The Welsh Assembly Government is having to fend off a further attack on its handling of the NHS.
Dr Calland said changes in the Welsh NHS were needed
On Friday, Dr Tony Calland, chair of the British Medical Association (BMA) Welsh council, compared Welsh and English waiting lists and warned that people's patience was running out.
Dr Calland's comments followed an attack from independent health analyst Roy Lilley, who branded the Welsh NHS "a basket case" and argued that powers for health should return to Westminster.
Welsh Health Minister Jane Hutt, however, insisted improvements were being made.
On Thursday, Mr Lilley told BBC Wales that the Welsh NHS had some of the longest waiting lists in the UK and shortages of GPs, consultants and nurses.
"I think there's a good case for taking the NHS away from the assembly - at the moment, the NHS in Wales doesn't have a good reputation," Mr Lilley said.

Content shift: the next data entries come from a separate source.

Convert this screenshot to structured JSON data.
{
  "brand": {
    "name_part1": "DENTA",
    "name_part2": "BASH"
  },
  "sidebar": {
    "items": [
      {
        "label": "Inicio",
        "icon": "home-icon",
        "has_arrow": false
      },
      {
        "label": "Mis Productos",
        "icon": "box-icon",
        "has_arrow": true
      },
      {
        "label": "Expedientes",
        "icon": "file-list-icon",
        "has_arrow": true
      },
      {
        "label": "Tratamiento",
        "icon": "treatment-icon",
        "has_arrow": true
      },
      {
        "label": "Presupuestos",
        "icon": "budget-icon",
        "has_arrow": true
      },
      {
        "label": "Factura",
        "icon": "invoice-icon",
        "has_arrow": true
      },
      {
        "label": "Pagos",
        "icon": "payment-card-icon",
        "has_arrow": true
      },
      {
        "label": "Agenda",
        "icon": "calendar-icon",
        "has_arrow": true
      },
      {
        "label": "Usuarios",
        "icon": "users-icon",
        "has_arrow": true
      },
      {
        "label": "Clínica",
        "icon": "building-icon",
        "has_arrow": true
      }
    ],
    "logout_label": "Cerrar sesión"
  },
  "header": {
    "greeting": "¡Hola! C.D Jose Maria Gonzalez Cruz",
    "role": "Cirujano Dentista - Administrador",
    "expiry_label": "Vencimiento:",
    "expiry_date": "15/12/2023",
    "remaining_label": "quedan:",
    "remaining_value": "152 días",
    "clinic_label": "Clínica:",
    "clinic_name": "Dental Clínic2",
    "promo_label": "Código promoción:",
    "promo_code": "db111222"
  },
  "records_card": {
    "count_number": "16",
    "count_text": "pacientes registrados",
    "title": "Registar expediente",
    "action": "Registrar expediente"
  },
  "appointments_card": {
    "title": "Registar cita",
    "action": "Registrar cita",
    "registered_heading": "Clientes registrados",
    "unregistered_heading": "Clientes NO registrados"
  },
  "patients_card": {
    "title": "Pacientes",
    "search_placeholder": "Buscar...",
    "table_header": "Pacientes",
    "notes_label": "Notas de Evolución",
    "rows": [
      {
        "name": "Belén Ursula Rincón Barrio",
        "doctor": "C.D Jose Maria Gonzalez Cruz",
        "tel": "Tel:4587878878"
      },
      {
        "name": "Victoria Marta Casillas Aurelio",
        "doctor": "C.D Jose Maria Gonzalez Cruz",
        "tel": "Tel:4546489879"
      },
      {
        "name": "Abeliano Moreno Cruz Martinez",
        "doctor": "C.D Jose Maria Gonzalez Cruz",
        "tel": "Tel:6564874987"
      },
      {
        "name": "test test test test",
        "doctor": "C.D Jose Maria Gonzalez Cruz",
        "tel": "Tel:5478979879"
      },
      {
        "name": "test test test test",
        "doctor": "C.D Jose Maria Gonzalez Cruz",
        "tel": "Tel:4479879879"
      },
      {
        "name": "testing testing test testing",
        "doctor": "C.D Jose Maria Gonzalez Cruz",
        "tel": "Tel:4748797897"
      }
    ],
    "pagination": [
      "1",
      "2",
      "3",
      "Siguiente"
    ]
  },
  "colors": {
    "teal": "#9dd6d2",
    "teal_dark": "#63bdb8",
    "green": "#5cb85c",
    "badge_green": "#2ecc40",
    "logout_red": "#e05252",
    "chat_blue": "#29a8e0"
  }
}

Speaking on Friday, Dr Tony Calland, who treats patients from England and Wales because his Trellech surgery is close to the border, said there were definitely shorter waiting lists in England than in Wales.
The NHS in Wales is short of key staff, it is claimed
"And you can usually get patients through the diagnostic procedures in hospital much quicker as well," he said.
Dr Calland said that a 2003 report urging the service to modernise had had little impact so far, despite "a great amount of talk" in the Welsh assembly.
"At the front line, in both hospitals and general practices, not much has changed, and we need a change.
"The BMA has tried to be very supportive of the assembly in its early years, but unless certain things happen, the patience of patients and health professionals will be sorely tested."
But Dr Calland disagreed with Mr Lilley's description of the Welsh NHS as "a basket case", and said that accusation was "grotesquely unfair".
Welsh Health Minister Jane Hutt told BBC Radio Wales that there had been improvements, and she disputed Mr Lilley's figures.
"(On waiting lists) we've got a good record on cardiac," she said.
"We are saying to people if they are waiting an unacceptably long time over target points, then they will be offered treatment at another hospital."
Health Minister Jane Hutt said she was committed to cutting waiting lists
When asked whether she would pledge that waiting list targets in Wales would match those announced for England, Ms Hutt said that she was committed to reducing waits for treatment.
"One thing we are doing in Wales which is different from England is that people should have access to someone in the primary care team (such as GPs) within 24 hours.
"In England, they are saying 48 hours to see their GP - that is progress.
Trade union leader Dave Galligan, the head of health for Unison in Wales, backed Jane Hutt, saying she was doing as good a job as anyone.
"The NHS is a wonderful institution, and it is only bad news that make the headlines - it is so demoralising," he said.